Goudah A, Shin H C, Shim J H, Abd El-Aty A M
Department of Pharmacology, Faculty of Veterinary Medicine, Cairo University, Giza, Egypt.
J Vet Pharmacol Ther. 2006 Aug;29(4):307-12. doi: 10.1111/j.1365-2885.2006.00749.x.
The present study was planned to investigate the serum disposition kinetics and the pattern of ceftriaxone elimination in milk and urine of lactating ewes (n = 6) following i.v. and i.m. administration. A crossover study was carried out in two phases separated by 15 days. Ceftriaxone was administered at a dosage of 10 mg/kg b.w. in all animals. Serum, milk and urine samples were collected between 0 and 72 h and a modified agar diffusion bioassay method was used to determine the percentage of protein binding and to measure serum, urine and milk concentrations of ceftriaxone. The drug was detected between 5 min and 48 h postdosing. Concentrations of 0.56 (10 h) and 0.52 (12 h), 0.22 (10 h) and 0.19 (12 h), and 2.18 (24 h) and 2.11 (48 h) mug/mL were measured in serum, milk and urine following i.v. and i.m. administration, respectively. Individual pharmacokinetic parameters were determined by fitting a two-compartment model to the serum and one-compartment open model to the milk concentration-time profiles. After i.v. dosing, the elimination rate constant and elimination half-life were 0.4 +/- 0.05/h and 1.75 +/- 0.02 h, respectively. The volume of distribution at steady state (V(dss)) of 0.28 +/- 0.15 L/kg reflected limited extracellular distribution of the drug with total body clearance (Cl(tot)) of 0.14 +/- 0.10 L/h/kg. Following i.m. administration, the mean T(max obs), C(max obs), t(1/2el) and AUC values for serum data were: 0.75 h, 23.16 +/- 2.94 microg/mL, 1.77 +/- 0.24 h and 67.55 +/- 6.51 microgxh/mL, respectively. For milk the data were: 1.0 h, 8.15 +/- 0.71 mug/mL, 2.2 +/- 0.34 h and 26.6 +/- 5.14 microgxh/mL, respectively. The i.m. bioavailability was 83.6% and the binding percentage of ceftriaxone to serum protein was 33%. Concentrations of ceftriaxone in milk produced by clinically normal mammary glands of ewes were consistently lower than in serum; the kinetic value AUC(milk)/AUC(serum) and C(max milk)/C(max serum) ratios was<0.4. These low values indicated poor distribution and penetration of ceftriaxone from the bloodstream to the mammary gland of lactating ewes following both routes.

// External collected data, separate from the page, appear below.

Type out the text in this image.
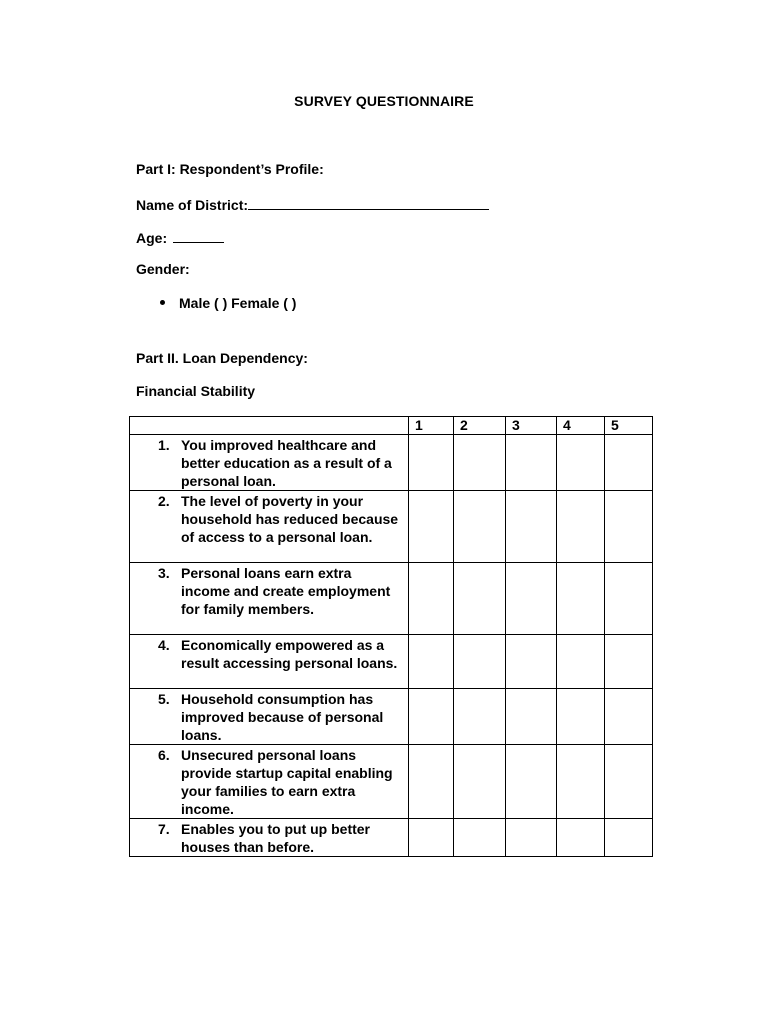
SURVEY QUESTIONNAIRE
Part I: Respondent’s Profile:
Name of District:
Age:
Gender:
Male ( ) Female ( )
Part II. Loan Dependency:
Financial Stability
	1	2	3	4	5

1. You improved healthcare and better education as a result of a personal loan.					

2. The level of poverty in your household has reduced because of access to a personal loan.					

3. Personal loans earn extra income and create employment for family members.					

4. Economically empowered as a result accessing personal loans.					

5. Household consumption has improved because of personal loans.					

6. Unsecured personal loans provide startup capital enabling your families to earn extra income.					

7. Enables you to put up better houses than before.					
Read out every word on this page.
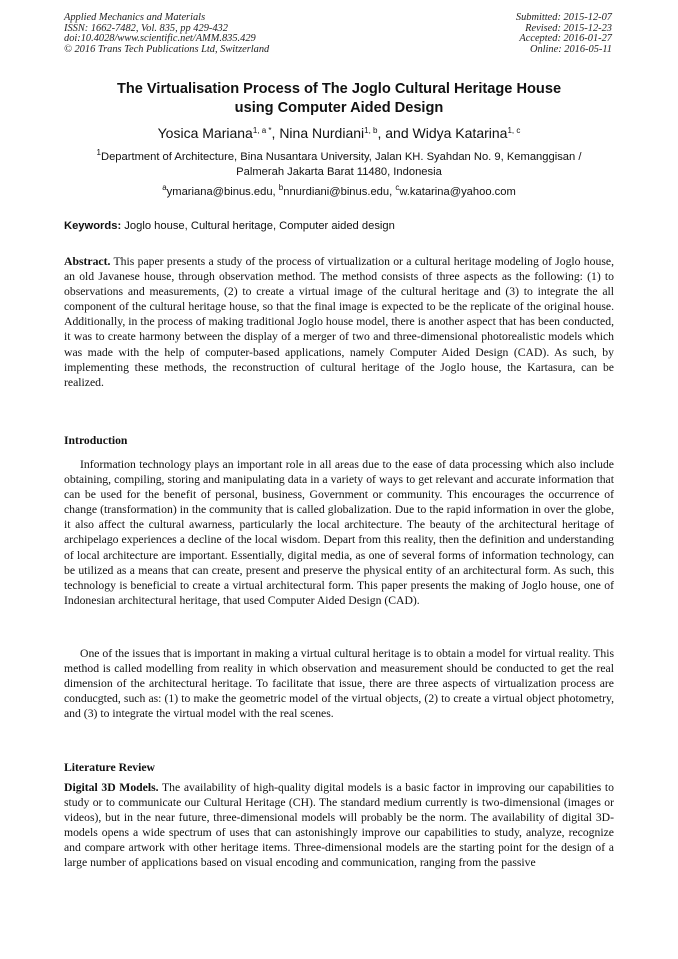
Applied Mechanics and Materials
ISSN: 1662-7482, Vol. 835, pp 429-432
doi:10.4028/www.scientific.net/AMM.835.429
© 2016 Trans Tech Publications Ltd, Switzerland
Submitted: 2015-12-07
Revised: 2015-12-23
Accepted: 2016-01-27
Online: 2016-05-11
The Virtualisation Process of The Joglo Cultural Heritage House
using Computer Aided Design
Yosica Mariana$^{1, a *}$, Nina Nurdiani$^{1, b}$, and Widya Katarina$^{1, c}$
$^1$Department of Architecture, Bina Nusantara University, Jalan KH. Syahdan No. 9, Kemanggisan /
Palmerah Jakarta Barat 11480, Indonesia
$^a$ymariana@binus.edu, $^b$nnurdiani@binus.edu, $^c$w.katarina@yahoo.com
Keywords: Joglo house, Cultural heritage, Computer aided design

Abstract. This paper presents a study of the process of virtualization or a cultural heritage modeling of Joglo house, an old Javanese house, through observation method. The method consists of three aspects as the following: (1) to observations and measurements, (2) to create a virtual image of the cultural heritage and (3) to integrate the all component of the cultural heritage house, so that the final image is expected to be the replicate of the original house. Additionally, in the process of making traditional Joglo house model, there is another aspect that has been conducted, it was to create harmony between the display of a merger of two and three-dimensional photorealistic models which was made with the help of computer-based applications, namely Computer Aided Design (CAD). As such, by implementing these methods, the reconstruction of cultural heritage of the Joglo house, the Kartasura, can be realized.

Introduction

Information technology plays an important role in all areas due to the ease of data processing which also include obtaining, compiling, storing and manipulating data in a variety of ways to get relevant and accurate information that can be used for the benefit of personal, business, Government or community. This encourages the occurrence of change (transformation) in the community that is called globalization. Due to the rapid information in over the globe, it also affect the cultural awarness, particularly the local architecture. The beauty of the architectural heritage of archipelago experiences a decline of the local wisdom. Depart from this reality, then the definition and understanding of local architecture are important. Essentially, digital media, as one of several forms of information technology, can be utilized as a means that can create, present and preserve the physical entity of an architectural form. As such, this technology is beneficial to create a virtual architectural form. This paper presents the making of Joglo house, one of Indonesian architectural heritage, that used Computer Aided Design (CAD).

One of the issues that is important in making a virtual cultural heritage is to obtain a model for virtual reality. This method is called modelling from reality in which observation and measurement should be conducted to get the real dimension of the architectural heritage. To facilitate that issue, there are three aspects of virtualization process are conducgted, such as: (1) to make the geometric model of the virtual objects, (2) to create a virtual object photometry, and (3) to integrate the virtual model with the real scenes.

Literature Review

Digital 3D Models. The availability of high-quality digital models is a basic factor in improving our capabilities to study or to communicate our Cultural Heritage (CH). The standard medium currently is two-dimensional (images or videos), but in the near future, three-dimensional models will probably be the norm. The availability of digital 3D-models opens a wide spectrum of uses that can astonishingly improve our capabilities to study, analyze, recognize and compare artwork with other heritage items. Three-dimensional models are the starting point for the design of a large number of applications based on visual encoding and communication, ranging from the passive
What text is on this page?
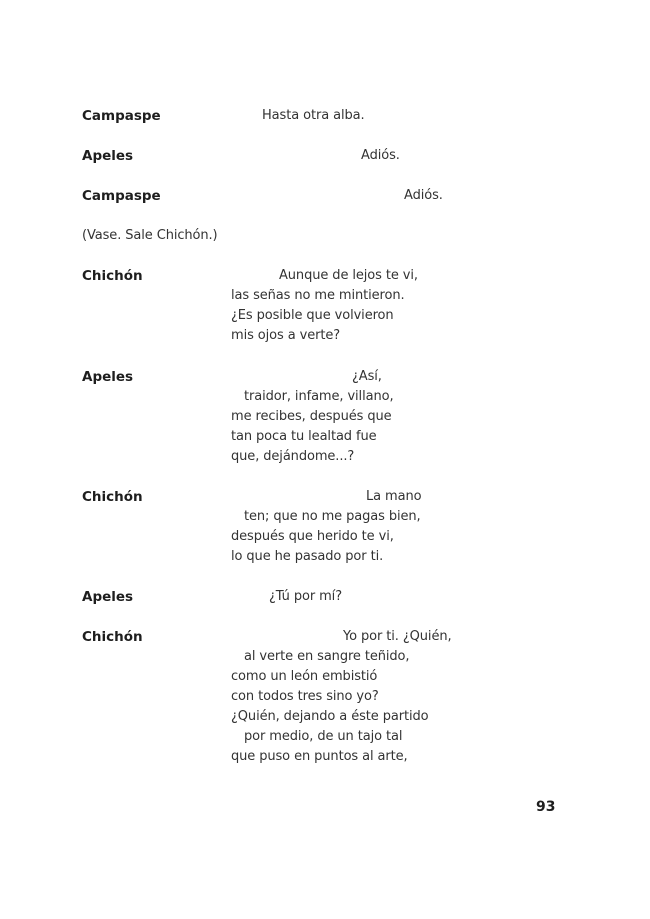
Campaspe	Hasta otra alba.
Apeles	Adiós.
Campaspe	Adiós.
(Vase. Sale Chichón.)
Chichón	Aunque de lejos te vi,
las señas no me mintieron.
¿Es posible que volvieron
mis ojos a verte?
Apeles	¿Así,
traidor, infame, villano,
me recibes, después que
tan poca tu lealtad fue
que, dejándome...?
Chichón	La mano
ten; que no me pagas bien,
después que herido te vi,
lo que he pasado por ti.
Apeles	¿Tú por mí?
Chichón	Yo por ti. ¿Quién,
al verte en sangre teñido,
como un león embistió
con todos tres sino yo?
¿Quién, dejando a éste partido
por medio, de un tajo tal
que puso en puntos al arte,
93
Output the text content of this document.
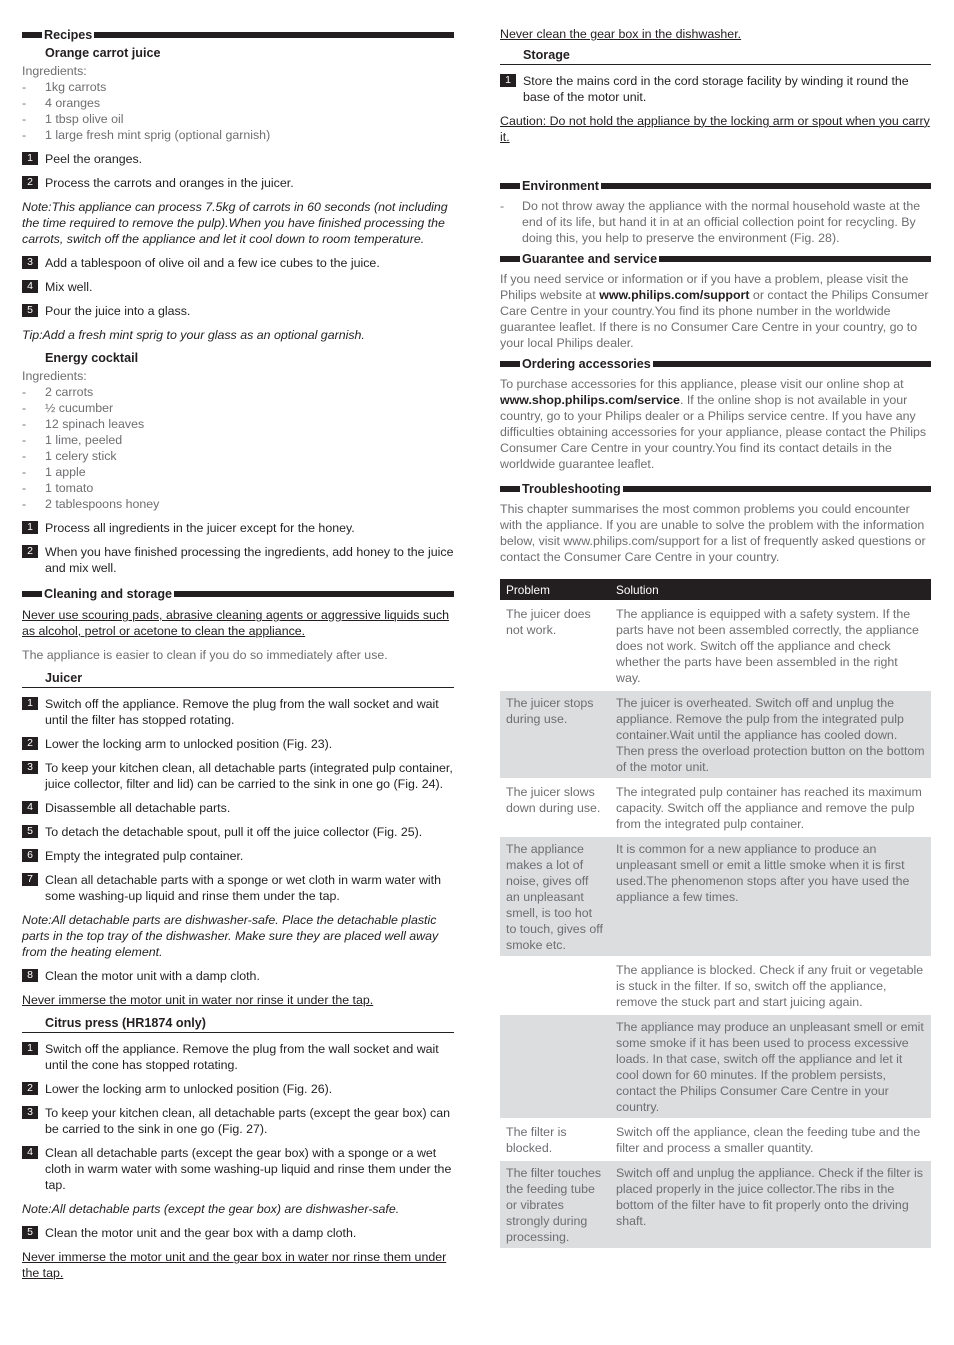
Recipes
Orange carrot juice
Ingredients:
-	1kg carrots
-	4 oranges
-	1 tbsp olive oil
-	1 large fresh mint sprig (optional garnish)
1 Peel the oranges.
2 Process the carrots and oranges in the juicer.
Note:This appliance can process 7.5kg of carrots in 60 seconds (not including the time required to remove the pulp).When you have finished processing the carrots, switch off the appliance and let it cool down to room temperature.
3 Add a tablespoon of olive oil and a few ice cubes to the juice.
4 Mix well.
5 Pour the juice into a glass.
Tip:Add a fresh mint sprig to your glass as an optional garnish.
Energy cocktail
Ingredients:
-	2 carrots
-	½ cucumber
-	12 spinach leaves
-	1 lime, peeled
-	1 celery stick
-	1 apple
-	1 tomato
-	2 tablespoons honey
1 Process all ingredients in the juicer except for the honey.
2 When you have finished processing the ingredients, add honey to the juice and mix well.
Cleaning and storage
Never use scouring pads, abrasive cleaning agents or aggressive liquids such as alcohol, petrol or acetone to clean the appliance.
The appliance is easier to clean if you do so immediately after use.
Juicer
1 Switch off the appliance. Remove the plug from the wall socket and wait until the filter has stopped rotating.
2 Lower the locking arm to unlocked position (Fig. 23).
3 To keep your kitchen clean, all detachable parts (integrated pulp container, juice collector, filter and lid) can be carried to the sink in one go (Fig. 24).
4 Disassemble all detachable parts.
5 To detach the detachable spout, pull it off the juice collector (Fig. 25).
6 Empty the integrated pulp container.
7 Clean all detachable parts with a sponge or wet cloth in warm water with some washing-up liquid and rinse them under the tap.
Note:All detachable parts are dishwasher-safe. Place the detachable plastic parts in the top tray of the dishwasher. Make sure they are placed well away from the heating element.
8 Clean the motor unit with a damp cloth.
Never immerse the motor unit in water nor rinse it under the tap.
Citrus press (HR1874 only)
1 Switch off the appliance. Remove the plug from the wall socket and wait until the cone has stopped rotating.
2 Lower the locking arm to unlocked position (Fig. 26).
3 To keep your kitchen clean, all detachable parts (except the gear box) can be carried to the sink in one go (Fig. 27).
4 Clean all detachable parts (except the gear box) with a sponge or a wet cloth in warm water with some washing-up liquid and rinse them under the tap.
Note:All detachable parts (except the gear box) are dishwasher-safe.
5 Clean the motor unit and the gear box with a damp cloth.
Never immerse the motor unit and the gear box in water nor rinse them under the tap.
Never clean the gear box in the dishwasher.
Storage
1 Store the mains cord in the cord storage facility by winding it round the base of the motor unit.
Caution: Do not hold the appliance by the locking arm or spout when you carry it.
Environment
-	Do not throw away the appliance with the normal household waste at the end of its life, but hand it in at an official collection point for recycling. By doing this, you help to preserve the environment (Fig. 28).
Guarantee and service
If you need service or information or if you have a problem, please visit the Philips website at www.philips.com/support or contact the Philips Consumer Care Centre in your country.You find its phone number in the worldwide guarantee leaflet. If there is no Consumer Care Centre in your country, go to your local Philips dealer.
Ordering accessories
To purchase accessories for this appliance, please visit our online shop at www.shop.philips.com/service. If the online shop is not available in your country, go to your Philips dealer or a Philips service centre. If you have any difficulties obtaining accessories for your appliance, please contact the Philips Consumer Care Centre in your country.You find its contact details in the worldwide guarantee leaflet.
Troubleshooting
This chapter summarises the most common problems you could encounter with the appliance. If you are unable to solve the problem with the information below, visit www.philips.com/support for a list of frequently asked questions or contact the Consumer Care Centre in your country.
Problem	Solution
The juicer does not work.	The appliance is equipped with a safety system. If the parts have not been assembled correctly, the appliance does not work. Switch off the appliance and check whether the parts have been assembled in the right way.
The juicer stops during use.	The juicer is overheated. Switch off and unplug the appliance. Remove the pulp from the integrated pulp container.Wait until the appliance has cooled down. Then press the overload protection button on the bottom of the motor unit.
The juicer slows down during use.	The integrated pulp container has reached its maximum capacity. Switch off the appliance and remove the pulp from the integrated pulp container.
The appliance makes a lot of noise, gives off an unpleasant smell, is too hot to touch, gives off smoke etc.	It is common for a new appliance to produce an unpleasant smell or emit a little smoke when it is first used.The phenomenon stops after you have used the appliance a few times.
	The appliance is blocked. Check if any fruit or vegetable is stuck in the filter. If so, switch off the appliance, remove the stuck part and start juicing again.
	The appliance may produce an unpleasant smell or emit some smoke if it has been used to process excessive loads. In that case, switch off the appliance and let it cool down for 60 minutes. If the problem persists, contact the Philips Consumer Care Centre in your country.
The filter is blocked.	Switch off the appliance, clean the feeding tube and the filter and process a smaller quantity.
The filter touches the feeding tube or vibrates strongly during processing.	Switch off and unplug the appliance. Check if the filter is placed properly in the juice collector.The ribs in the bottom of the filter have to fit properly onto the driving shaft.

本研究旨在探讨静脉注射和肌肉注射后,泌乳母羊(n = 6)血清中的处置动力学以及头孢曲松在乳汁和尿液中的消除模式。采用交叉研究,分两个阶段进行,间隔15天。所有动物均按10 mg/kg体重的剂量给予头孢曲松。在0至72小时内采集血清、乳汁和尿液样本,并采用改良琼脂扩散生物测定法测定蛋白结合百分比,以及测量头孢曲松的血清、尿液和乳汁浓度。给药后5分钟至48小时可检测到该药物。静脉注射和肌肉注射后,血清、乳汁和尿液中的浓度分别为0.56(10小时)和0.52(12小时)、0.22(10小时)和0.19(12小时)、2.18(24小时)和2.11(48小时)μg/mL。通过将二室模型拟合至血清数据以及将一室开放模型拟合至乳汁浓度-时间曲线来确定个体药代动力学参数。静脉给药后,消除速率常数和消除半衰期分别为0.4±0.05/h和1.75±0.02小时。稳态分布容积(V(dss))为0.28±0.15 L/kg,反映了药物在细胞外的分布有限,总体清除率(Cl(tot))为0.14±0.10 L/h/kg。肌肉注射后,血清数据的平均T(max obs)、C(max obs)、t(1/2el)和AUC值分别为:0.75小时、23.16±2.94μg/mL、1.77±0.24小时和67.55±6.51μg·h/mL。乳汁的数据分别为:1.0小时、8.